Patrick e Alexandra vinham a frente seguidos por um cortejo de seus irmãos. A menina parecia muito corada, mas era aquilo um risinho divertido nos seus lábios?, observou o pai. O mais velho dos Graham caminhava com o peito estufado e segurando a mão da pequena Alexandra com gentileza de um lord. Elizabeth deixou o pensamento vagar e se permitiu pensar que ali poderiam ser ela e George num romance infantil.

"Tio George", o menino disse com uma expressão séria para o duque. "Meus irmãos, Alix e os meninos estávamos conversando e chegamos a uma conclusão".

"Pois diga-me, lord Patrick. Sobre o que este distinto grupo esteve deliberando?", inquiriu um duque assumindo um ar pomposo falso que fez a viscondessa rir.

"Vou me casar com Alix...", decretou o rapazinho com um ar sério.

Os três adultos se entreolharam, mas apenas lady Dungarvan riu. Elizabeth e George se entreolharam com um meio sorriso no rosto. Ambos tinham a impressão de que o destino pregava outra vez uma peça numa tentativa tola de unir os filhos. Foi ela quem quebrou aquele olhar, que seria denunciativo caso a tia não estivesse rindo tanto.

"Querido, como vocês chegaram a essa conclusão?", perguntou ao filho enquanto se sentava.

"Mãe, eles não tem mais uma mãe e nós temos a senhora. Se eu caso com a Alix, você vira mãe dela e dos irmãos também", o menino explicou com simplicidade, apesar do jeito travesso de falar. "Ficar sem mãe não é como ficar sem pai, sabe?".

Não havia como falar algo diante daquela intenção tão nobre e tão pura. Lady Dungarvan foi ouvida fungando baixinho logo após a explicação e o duque pigarreou como se algo lhe travasse a garganta. Lady Graham, por sua vez, sentia-se enternecida pela atitude do filho, mas devastada por perceber que havia a possibilidade de que os meninos Stanfield tivesse aberto um pouco a fresta de seu luto para os Graham.

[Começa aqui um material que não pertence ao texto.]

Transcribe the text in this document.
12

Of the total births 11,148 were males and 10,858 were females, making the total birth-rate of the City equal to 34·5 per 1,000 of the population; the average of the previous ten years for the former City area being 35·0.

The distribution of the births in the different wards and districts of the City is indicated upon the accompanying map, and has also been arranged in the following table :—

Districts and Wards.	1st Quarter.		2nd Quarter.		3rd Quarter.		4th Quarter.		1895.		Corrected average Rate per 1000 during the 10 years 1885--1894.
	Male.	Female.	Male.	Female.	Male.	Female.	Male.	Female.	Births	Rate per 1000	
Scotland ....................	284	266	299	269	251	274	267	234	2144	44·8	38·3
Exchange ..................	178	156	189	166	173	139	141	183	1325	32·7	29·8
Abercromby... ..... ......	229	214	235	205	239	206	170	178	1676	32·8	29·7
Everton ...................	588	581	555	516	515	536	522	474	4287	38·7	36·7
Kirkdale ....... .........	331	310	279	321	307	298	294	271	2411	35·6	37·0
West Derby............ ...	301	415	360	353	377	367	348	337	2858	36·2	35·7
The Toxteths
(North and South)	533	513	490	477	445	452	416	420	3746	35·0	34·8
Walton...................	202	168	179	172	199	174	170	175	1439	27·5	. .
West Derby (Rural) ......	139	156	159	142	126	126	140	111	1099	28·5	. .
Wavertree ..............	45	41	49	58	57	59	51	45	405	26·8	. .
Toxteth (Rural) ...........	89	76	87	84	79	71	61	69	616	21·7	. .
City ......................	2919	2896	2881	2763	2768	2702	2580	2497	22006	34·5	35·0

"Pai, o senhor está bravo?", perguntou a voz doce e tímida de Alexandra, que não entendia muito por que os adultos estavam sérios diante de uma notícia que era alegre, pelo menos ela achava aquilo.

"Ah...não, minha querida...", lord Milford parecia ainda mais sério, mas tinha um tom emocionado na voz que era impossível de se disfarçar. "Eu não estou bravo. Estou surpreso e as senhoras também. Os dois são muito novos para assumirem essa responsabilidade toda", explicou colocando a mão por cima da mão de ambos. "Um casamento é para vida toda mesmo que seja um com motivos nobres".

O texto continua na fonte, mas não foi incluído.